两个节点的最近公共祖先,是指两个节点的所有父亲节点中(包括这两个节点),离这两个节点最近的公共的节点。每个节点除了左右儿子指针以外,还包含一个父亲指针parent,指向自己的父亲。
样例:
对于下面的这棵二叉树
4
/ \
3 7
/ \
5 6
输出结果:
LCA(3, 5) = 4
LCA(5, 6) = 7
LCA(6, 7) = 7
代码实现:
/**
* Definition of ParentTreeNode:
*
* class ParentTreeNode {
* public ParentTreeNode parent, left, right;
* }
*/
public class Solution {
/**
* @param root: The root of the tree
* @param A, B: Two node in the tree
* @return: The lowest common ancestor of A and B
*/
public ParentTreeNode lowestCommonAncestorII(ParentTreeNode root,
ParentTreeNode A,
ParentTreeNode B) {
ArrayList<ParentTreeNode> pathA = getPath2Root(A);
ArrayList<ParentTreeNode> pathB = getPath2Root(B);
int indexA = pathA.size() - 1;
int indexB = pathB.size() - 1;
ParentTreeNode lowestAncestor = null;
while (indexA >= 0 && indexB >= 0) {
if (pathA.get(indexA) != pathB.get(indexB)) {
break;
}
lowestAncestor = pathA.get(indexA);
indexA--;
indexB--;
}
return lowestAncestor;
}
private ArrayList<ParentTreeNode> getPath2Root(ParentTreeNode node) {
ArrayList<ParentTreeNode> path = new ArrayList<>();
while (node != null) {
path.add(node);
node = node.parent;
}
return path;
}
}
最近公共祖先 III
描述:
给一棵二叉树和二叉树中的两个节点,找到这两个节点的最近公共祖先 LCA。
两个节点的最近公共祖先,是指两个节点的所有父亲节点中(包括这两个节点),离这两个节点最近的公共的节点。返回 null 如果两个节点在这棵树上不存在最近公共祖先的话。
样例:
给出下面这棵树:
4
/ \
3 7
/ \
5 6
输出结果:
LCA(3, 5) = 4
LCA(5, 6) = 7
LCA(6, 7) = 7
LCA(5, 8) = null
代码实现:
/**
* Definition of TreeNode:
* public class TreeNode {
* public int val;
* public TreeNode left, right;
* public TreeNode(int val) {
* this.val = val;
* this.left = this.right = null;
* }
* }
*/
class ResultType {
public boolean a_exist, b_exist;
public TreeNode node;
ResultType(boolean a, boolean b, TreeNode n) {
a_exist = a;
b_exist = b;
node = n;
}
}
public class Solution {
/**
* @param root The root of the binary tree.
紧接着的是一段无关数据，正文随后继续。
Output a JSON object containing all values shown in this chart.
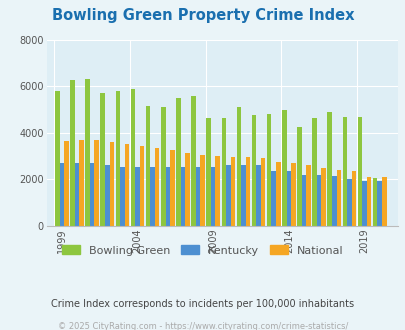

* @param A and B two nodes
* @return: Return the LCA of the two nodes.
*/
public TreeNode lowestCommonAncestor3(TreeNode root, TreeNode A, TreeNode B) {
// write your code here
// write your code here
ResultType rt = helper(root, A, B);
if (rt.a_exist && rt.b_exist)
return rt.node;
else
return null;
}
public ResultType helper(TreeNode root, TreeNode A, TreeNode B) {
if (root == null)
return new ResultType(false, false, null);
ResultType left_rt = helper(root.left, A, B);
ResultType right_rt = helper(root.right, A, B);
boolean a_exist = left_rt.a_exist || right_rt.a_exist || root == A;
boolean b_exist = left_rt.b_exist || right_rt.b_exist || root == B;
if (root == A || root == B)
return new ResultType(a_exist, b_exist, root);
if (left_rt.node != null && right_rt.node != null)
return new ResultType(a_exist, b_exist, root);
if (left_rt.node != null)
return new ResultType(a_exist, b_exist, left_rt.node);
if (right_rt.node != null)
return new ResultType(a_exist, b_exist, right_rt.node);
return new ResultType(a_exist, b_exist, null);
}
}